LONDON -- An expensive and wide-ranging British investigation into alleged bribery by reporters crumbled Friday, after a jury acquitted four tabloid journalists of paying prison officers for information.

It was the latest in a string of cases where juries have failed to convict journalists who paid police, prison guards and other officials for stories. After the verdicts, prosecutors told most of the journalists facing upcoming cash-for-scoops trials that charges against them would be dropped.

Jurors at London's Central Criminal Court found Tom Wells, Neil Millard and Brandon Malinsky from the Rupert Murdoch-owned Sun and Graham Brough of the rival Daily Mirror not guilty of conspiring to commit misconduct in a public office.

Many journalists have been strongly critical of the prosecutions, saying reporters were being criminalized for seeking to uncover official secrets and wrongdoing.

"I've had nearly two years of torture," Malinsky said outside court, calling the prosecutions "a disgraceful waste of public money."
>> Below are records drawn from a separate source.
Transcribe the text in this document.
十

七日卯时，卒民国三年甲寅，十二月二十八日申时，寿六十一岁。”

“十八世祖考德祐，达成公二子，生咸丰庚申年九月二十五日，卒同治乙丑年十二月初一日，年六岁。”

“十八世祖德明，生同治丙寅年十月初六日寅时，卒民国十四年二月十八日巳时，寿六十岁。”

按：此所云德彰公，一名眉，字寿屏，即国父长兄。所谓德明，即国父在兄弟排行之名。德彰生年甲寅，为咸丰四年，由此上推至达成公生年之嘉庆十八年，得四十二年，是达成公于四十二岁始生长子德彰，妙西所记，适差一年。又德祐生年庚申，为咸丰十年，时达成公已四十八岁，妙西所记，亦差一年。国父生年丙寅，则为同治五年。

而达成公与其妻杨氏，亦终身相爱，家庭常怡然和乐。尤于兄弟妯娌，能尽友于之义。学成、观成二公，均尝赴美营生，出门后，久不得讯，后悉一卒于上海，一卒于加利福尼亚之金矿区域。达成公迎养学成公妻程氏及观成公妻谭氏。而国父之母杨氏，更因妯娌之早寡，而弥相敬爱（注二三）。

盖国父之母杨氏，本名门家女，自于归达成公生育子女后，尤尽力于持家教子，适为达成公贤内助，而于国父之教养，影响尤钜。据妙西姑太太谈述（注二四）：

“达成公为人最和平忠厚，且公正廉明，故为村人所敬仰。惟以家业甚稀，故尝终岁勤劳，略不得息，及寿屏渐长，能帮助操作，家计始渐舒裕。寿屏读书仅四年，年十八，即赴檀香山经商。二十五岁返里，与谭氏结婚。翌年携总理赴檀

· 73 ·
The charges were triggered by the 2011 revelation of illegal phone hacking at Murdoch's now-defunct News of the World tabloid.

After the scandal broke, several police investigations were launched into questionable tabloid practices, from eavesdropping on celebrities' voicemails to paying cash for tips.

Scores of journalists were arrested -- most of them employees of Murdoch's News Corp. -- though only a handful has been convicted of wrongdoing. The highest-profile casualty was former News of the World editor Andy Coulson, who was sentenced to 18 months in prison for conspiring to eavesdrop on mobile-phone voicemails.

More than 20 officials have also been convicted of leaking information, including details on Prince William and Prince Harry.

The Crown Prosecution Service said Friday that while it was right to prosecute officials "who flagrantly break the trust of the public ... the prosecution of journalists in these circumstances may not always be in the public interest."

Prosecutors said they were dropping charges against nine out of 12 journalists still facing trial -- including Coulson, who will no longer face retrial on a charge of paying police officers for royal phone directories.